Frequently asked questions
- RRSP vs TFSA: which should I prioritize?
- If you expect your retirement marginal tax rate to be lower than your current rate, the RRSP usually wins on long-run after-tax math. If you expect your retirement rate to be similar or higher (high earners, those with workplace pensions), the TFSA usually wins because withdrawals are tax-free and don't claw back OAS. For most middle-income Canadian households, the practical answer is both, in this order: capture any employer RRSP match first, then max the FHSA if you're saving for a first home, then split the remainder between TFSA and RRSP based on the marginal-rate comparison.
- What's the difference between the FHSA and the RRSP Home Buyers' Plan?
- The First Home Savings Account combines an immediate tax deduction (like an RRSP) with tax-free qualifying withdrawals (like a TFSA), capped at $40,000 lifetime ($8,000 per year). The Home Buyers' Plan lets a first-time buyer withdraw up to $60,000 from an existing RRSP, repaid to the RRSP over 15 years. The FHSA is generally the better tool for new savings; the HBP is the better tool for accessing existing RRSP balances. Most first-time buyers use both: max the FHSA first, then top up with the HBP if more is needed.
- How does compound interest work?
- Each period (month, quarter, year), interest accrues on the current balance and is added to it, so the next period's interest is calculated on the larger balance. Over time the growth becomes exponential rather than linear. A $10,000 contribution at 7% real return becomes $19,672 in 10 years, $76,123 in 30 years. The same calculation, but starting 10 years earlier, would compound to $147,853 over 40 years. Time is the largest variable; the rate is second; the contribution amount is third.

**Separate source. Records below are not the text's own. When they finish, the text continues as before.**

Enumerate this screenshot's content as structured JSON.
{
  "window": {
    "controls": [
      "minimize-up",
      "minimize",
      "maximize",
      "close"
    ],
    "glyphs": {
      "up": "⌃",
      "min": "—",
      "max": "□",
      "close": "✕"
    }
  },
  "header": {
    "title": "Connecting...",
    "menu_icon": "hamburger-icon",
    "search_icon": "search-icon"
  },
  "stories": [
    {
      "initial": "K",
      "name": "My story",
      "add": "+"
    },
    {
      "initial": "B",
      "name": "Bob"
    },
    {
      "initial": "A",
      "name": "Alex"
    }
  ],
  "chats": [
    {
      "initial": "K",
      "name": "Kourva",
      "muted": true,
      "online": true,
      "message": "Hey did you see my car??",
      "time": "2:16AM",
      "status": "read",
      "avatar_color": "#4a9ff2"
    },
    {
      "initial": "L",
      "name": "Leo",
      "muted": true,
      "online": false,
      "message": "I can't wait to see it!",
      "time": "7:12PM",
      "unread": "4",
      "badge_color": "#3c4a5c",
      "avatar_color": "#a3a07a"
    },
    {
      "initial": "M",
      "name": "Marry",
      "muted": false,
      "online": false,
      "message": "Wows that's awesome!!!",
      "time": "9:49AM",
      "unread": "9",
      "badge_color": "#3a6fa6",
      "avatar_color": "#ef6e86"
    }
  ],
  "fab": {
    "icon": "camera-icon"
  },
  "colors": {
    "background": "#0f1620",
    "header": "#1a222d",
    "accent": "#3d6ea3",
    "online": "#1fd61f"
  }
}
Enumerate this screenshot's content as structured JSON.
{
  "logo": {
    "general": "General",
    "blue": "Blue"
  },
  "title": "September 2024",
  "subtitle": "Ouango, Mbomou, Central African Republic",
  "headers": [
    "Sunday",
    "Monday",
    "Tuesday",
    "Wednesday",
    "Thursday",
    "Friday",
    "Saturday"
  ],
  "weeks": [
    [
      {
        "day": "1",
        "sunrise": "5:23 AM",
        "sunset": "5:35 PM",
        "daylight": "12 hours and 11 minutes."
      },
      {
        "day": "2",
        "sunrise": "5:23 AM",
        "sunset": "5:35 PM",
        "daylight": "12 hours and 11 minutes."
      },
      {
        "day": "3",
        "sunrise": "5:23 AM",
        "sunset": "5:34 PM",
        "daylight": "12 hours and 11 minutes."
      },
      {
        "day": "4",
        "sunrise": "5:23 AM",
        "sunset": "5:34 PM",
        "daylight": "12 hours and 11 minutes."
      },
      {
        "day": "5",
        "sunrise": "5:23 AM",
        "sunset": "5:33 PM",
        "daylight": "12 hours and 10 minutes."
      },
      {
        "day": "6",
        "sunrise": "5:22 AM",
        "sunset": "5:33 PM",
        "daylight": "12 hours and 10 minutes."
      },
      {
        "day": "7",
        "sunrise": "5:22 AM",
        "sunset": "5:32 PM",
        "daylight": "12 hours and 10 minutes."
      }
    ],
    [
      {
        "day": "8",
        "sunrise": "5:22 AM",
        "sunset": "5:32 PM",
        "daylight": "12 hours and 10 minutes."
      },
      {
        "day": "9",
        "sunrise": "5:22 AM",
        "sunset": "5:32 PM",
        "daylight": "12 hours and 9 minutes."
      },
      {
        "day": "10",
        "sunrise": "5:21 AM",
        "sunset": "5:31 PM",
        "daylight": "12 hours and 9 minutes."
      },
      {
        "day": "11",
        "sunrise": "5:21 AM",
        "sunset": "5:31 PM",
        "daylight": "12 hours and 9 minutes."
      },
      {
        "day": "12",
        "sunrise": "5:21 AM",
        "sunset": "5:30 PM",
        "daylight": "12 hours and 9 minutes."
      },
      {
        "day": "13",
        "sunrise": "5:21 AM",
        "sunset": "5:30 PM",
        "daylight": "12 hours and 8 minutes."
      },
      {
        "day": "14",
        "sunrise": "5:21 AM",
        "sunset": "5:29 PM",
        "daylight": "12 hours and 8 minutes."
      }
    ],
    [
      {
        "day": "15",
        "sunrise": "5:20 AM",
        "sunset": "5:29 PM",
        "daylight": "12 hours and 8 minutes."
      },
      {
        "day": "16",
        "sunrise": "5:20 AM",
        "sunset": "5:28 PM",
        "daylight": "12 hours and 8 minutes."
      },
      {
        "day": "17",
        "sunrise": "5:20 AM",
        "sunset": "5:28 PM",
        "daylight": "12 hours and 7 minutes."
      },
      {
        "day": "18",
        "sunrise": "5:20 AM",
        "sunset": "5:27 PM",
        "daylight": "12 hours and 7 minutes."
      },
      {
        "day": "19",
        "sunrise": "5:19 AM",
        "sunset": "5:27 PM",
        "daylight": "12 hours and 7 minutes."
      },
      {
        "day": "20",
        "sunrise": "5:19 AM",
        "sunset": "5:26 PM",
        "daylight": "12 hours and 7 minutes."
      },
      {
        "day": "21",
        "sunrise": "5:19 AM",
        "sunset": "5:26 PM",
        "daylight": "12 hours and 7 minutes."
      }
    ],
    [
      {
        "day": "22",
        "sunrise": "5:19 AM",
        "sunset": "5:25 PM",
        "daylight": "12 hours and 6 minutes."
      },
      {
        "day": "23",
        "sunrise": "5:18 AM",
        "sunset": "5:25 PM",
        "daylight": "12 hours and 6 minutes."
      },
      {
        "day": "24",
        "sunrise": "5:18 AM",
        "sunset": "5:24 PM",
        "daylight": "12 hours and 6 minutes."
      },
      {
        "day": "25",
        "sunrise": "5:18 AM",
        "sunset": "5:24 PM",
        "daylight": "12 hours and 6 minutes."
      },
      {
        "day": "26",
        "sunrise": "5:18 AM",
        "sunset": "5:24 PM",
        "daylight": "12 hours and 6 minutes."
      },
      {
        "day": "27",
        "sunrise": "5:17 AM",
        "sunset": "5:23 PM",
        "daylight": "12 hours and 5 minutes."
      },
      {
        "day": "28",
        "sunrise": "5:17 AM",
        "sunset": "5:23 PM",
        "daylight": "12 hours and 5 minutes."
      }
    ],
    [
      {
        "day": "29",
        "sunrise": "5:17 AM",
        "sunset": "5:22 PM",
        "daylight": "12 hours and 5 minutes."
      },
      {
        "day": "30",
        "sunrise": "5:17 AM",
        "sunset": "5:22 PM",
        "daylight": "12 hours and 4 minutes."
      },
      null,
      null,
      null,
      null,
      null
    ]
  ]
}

- What's a realistic return assumption for a Canadian portfolio?
- A balanced ETF (60% equities, 40% bonds) like Vanguard's VBAL has historically returned 6 to 7% nominal long-term, or 4 to 5% real after inflation. An all-equity portfolio (VEQT, VGRO) historically returned 7 to 9% nominal, with much more year-to-year volatility. Cash and short GICs return roughly the inflation rate plus a thin real premium. The honest range to project against: 5 to 7% nominal for a balanced portfolio, 6 to 9% for an aggressive one. Test the lower bound to make sure your plan still works if returns disappoint.
- Should I worry about inflation in retirement projections?
- Yes, especially over horizons of 20+ years. A 3% inflation rate halves the purchasing power of a fixed dollar amount in about 24 years. Canadian projections should distinguish between nominal returns (the percent gain in dollar terms) and real returns (the gain after inflation). For a retirement target, work in real terms: aim for $X of inflation-adjusted spending power in today's dollars, project at a real-return rate (4 to 5% for a balanced portfolio), and the math stays sane regardless of what nominal inflation does over the period.